When I first discovered fashion, Kate Spade was queen of it.
It was the early aughts, and you could open just about any magazine and spot the designer's work in a second: It was vibrant, clever, colorful and infinitely more inviting than the pages of somber supermodels that surrounded it.
I first got my hands on one of the brand's signature nylon bags in middle school (after much begging, I'm sure) and more than 15 years later, it still sits on a shelf in my mom's dressing room. To be honest, I'm not sure if it's technically mine or hers, though I'm also not sure if that really matters. The brand was always a family affair.
Spade, who on Tuesday was found dead of an apparent suicide, founded the brand in 1993 with her college sweetheart-turned-husband Andy Spade, and chose ragtag, multigenerational casts for the brand's quirky ad campaigns; she continued the trend with her second venture, Frances Valentine, a combination of a longtime family name, Frances (belonging to her daughter, brother, father and grandfather) and her father's middle name.

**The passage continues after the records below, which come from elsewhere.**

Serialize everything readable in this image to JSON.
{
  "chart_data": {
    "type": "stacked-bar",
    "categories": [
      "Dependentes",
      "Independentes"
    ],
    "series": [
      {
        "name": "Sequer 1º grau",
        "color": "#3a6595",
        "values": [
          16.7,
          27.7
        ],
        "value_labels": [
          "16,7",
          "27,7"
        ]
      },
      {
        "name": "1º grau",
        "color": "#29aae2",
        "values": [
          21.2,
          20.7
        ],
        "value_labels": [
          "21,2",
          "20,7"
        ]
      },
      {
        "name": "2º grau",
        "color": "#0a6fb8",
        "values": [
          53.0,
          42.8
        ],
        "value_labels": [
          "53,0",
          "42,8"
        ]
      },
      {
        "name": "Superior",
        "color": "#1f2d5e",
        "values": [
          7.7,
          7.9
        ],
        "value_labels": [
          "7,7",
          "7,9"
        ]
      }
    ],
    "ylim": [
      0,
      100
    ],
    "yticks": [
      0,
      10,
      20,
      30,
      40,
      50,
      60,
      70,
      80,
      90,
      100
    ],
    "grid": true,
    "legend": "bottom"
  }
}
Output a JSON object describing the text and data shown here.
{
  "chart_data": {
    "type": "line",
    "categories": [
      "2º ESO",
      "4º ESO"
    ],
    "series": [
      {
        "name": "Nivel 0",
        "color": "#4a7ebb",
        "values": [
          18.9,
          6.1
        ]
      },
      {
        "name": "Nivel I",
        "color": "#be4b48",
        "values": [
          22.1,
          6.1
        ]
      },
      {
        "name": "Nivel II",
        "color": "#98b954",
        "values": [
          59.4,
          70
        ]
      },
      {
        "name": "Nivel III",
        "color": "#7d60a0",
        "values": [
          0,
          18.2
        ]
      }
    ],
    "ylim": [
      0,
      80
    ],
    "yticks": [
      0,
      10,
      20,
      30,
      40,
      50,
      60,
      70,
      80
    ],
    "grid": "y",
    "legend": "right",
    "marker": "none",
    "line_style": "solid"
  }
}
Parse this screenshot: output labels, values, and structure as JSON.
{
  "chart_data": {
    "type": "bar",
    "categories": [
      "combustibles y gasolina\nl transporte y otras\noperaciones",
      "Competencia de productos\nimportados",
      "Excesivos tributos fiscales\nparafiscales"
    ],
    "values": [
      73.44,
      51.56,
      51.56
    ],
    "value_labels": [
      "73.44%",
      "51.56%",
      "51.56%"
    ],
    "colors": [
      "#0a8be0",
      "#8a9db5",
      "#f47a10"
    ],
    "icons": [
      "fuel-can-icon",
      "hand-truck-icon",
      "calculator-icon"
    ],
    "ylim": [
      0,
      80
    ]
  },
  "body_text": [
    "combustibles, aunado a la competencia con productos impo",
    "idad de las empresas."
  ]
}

There's a reason Kate Spade's work appealed just as much to a generation of 12-year-old girls as it did to their moms. At its core, it made the case that femininity, creativity and a sense of playfulness weren't qualities you needed to give up or hide away in order to be taken seriously in the world -- that, in fact, they should be celebrated. It was an idealistic notion, but the woman at the helm, who built what would become a multibillion-dollar brand on boxy handbags and polka-dot prints, was all the proof we needed.
The idea that whimsy should have a place in the workplace, that "sophisticated" doesn't need to mean "staid," that prints should be mixed and colors can be clashed, were, in many ways, ahead of their time. In an industry of dark sunglasses and status handbags, she embraced an unapologetically pretty, preppy, East Coast aesthetic, turning it on its head in the process.
Spade's was a lifestyle brand before everything was a lifestyle brand, and unlike the seltzer companies and razor subscription services that claim the title for themselves today, hers spoke to how customers wanted to live while meeting them where they were -- there was patterned china (for entertaining, maybe, but more likely Chinese takeout), striped bedding that made you question the existence of plain white sheets, and cheeky notecards that have withstood the test of the email era.
While the company has changed hands numerous times over the years, and Spade and her husband officially parted ways with it in 2007 to focus on their family, the force of Kate Spade's legacy has been apparent in the outpouring of grief and nostalgia on social media since the news of her death broke, not least because the brand she founded still bears her name. (Spade, in fact, changed her last name to "Valentine" in 2016 to align with her new label, having sold the rights to design under her married name a decade earlier.)
The apparent suicide came as a particular shock to her fans because of the joy and vitality that permeated every aspect of her work. It was, and is, a reminder that the image someone projects onto the world -- whether through success, celebrity or an affection for candy-colored handbags -- doesn't always reflect their reality, and of how much we stand to lose if we forget that.